CYP19A1 fine-mapping and Mendelian randomization: estradiol is causal for endometrial cancer
Thompson DJ., O'Mara TA., Glubb DM., Painter JN., Cheng T., Folkerd E., Doody D., Dennis J., Webb PM., _ _., Gorman M., Martin L., Hodgson S., _ _., Michailidou K., Tyrer JP., Maranian MJ., Hall P., Czene K., Darabi H., Li J., Fasching PA., Hein A., Beckmann MW., Ekici AB., Dörk T., Hillemanns P., Dürst M., Runnebaum I., Zhao H., Depreeuw J., Schrauwen S., Amant F., Goode EL., Fridley BL., Dowdy SC., Winham SJ., Salvesen HB., Trovik J., Njolstad TS., Werner HMJ., Ashton K., Proietto T., Otton G., Carvajal-Carmona L., Tham E., Liu T., Mints M., _ _., Scott RJ., McEvoy M., Attia J., Holliday EG., Montgomery GW., Martin NG., Nyholt DR., Henders AK., Hopper JL., Traficante N., _ _., Ruebner M., Swerdlow AJ., Burwinkel B., Brenner H., Meindl A., Brauch H., Lindblom A., Lambrechts D., Chang-Claude J., Couch FJ., Giles GG., Kristensen VN., Cox A., Bolla MK., Wang Q., Bojesen SE., Shah M., Luben R., Khaw K-T., Pharoah PDP., Dunning AM., Tomlinson I., Dowsett M., Easton DF., Spurdle AB.

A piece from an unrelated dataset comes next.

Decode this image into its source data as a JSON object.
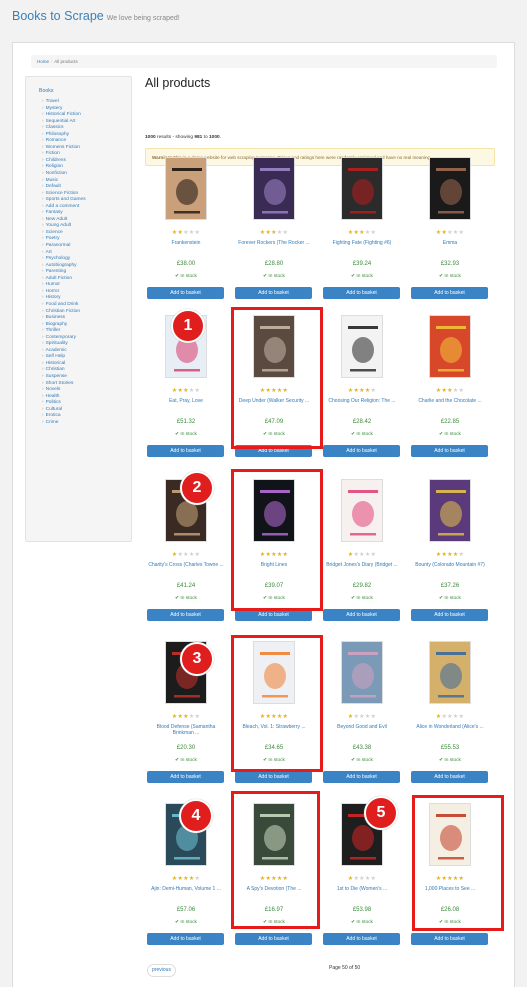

Candidate gene studies have reported CYP19A1 variants to be associated with endometrial cancer and with estradiol (E2) concentrations. We analyzed 2937 single nucleotide polymorphisms (SNPs) in 6608 endometrial cancer cases and 37 925 controls and report the first genome wide-significant association between endometrial cancer and a CYP19A1 SNP (rs727479 in intron 2, P=4.8×10−11). SNP rs727479 was also among those most strongly associated with circulating E2 concentrations in 2767 post-menopausal controls (P=7.4×10−8). The observed endometrial cancer odds ratio per rs727479 A-allele (1.15, CI=1.11–1.21) is compatible with that predicted by the observed effect on E2 concentrations (1.09, CI=1.03–1.21), consistent with the hypothesis that endometrial cancer risk is driven by E2. From 28 candidate-causal SNPs, 12 co-located with three putative gene-regulatory elements and their risk alleles associated with higher CYP19A1 expression in bioinformatical analyses. For both phenotypes, the associations with rs727479 were stronger among women with a higher BMI (Pinteraction=0.034 and 0.066 respectively), suggesting a biologically plausible gene-environment interaction.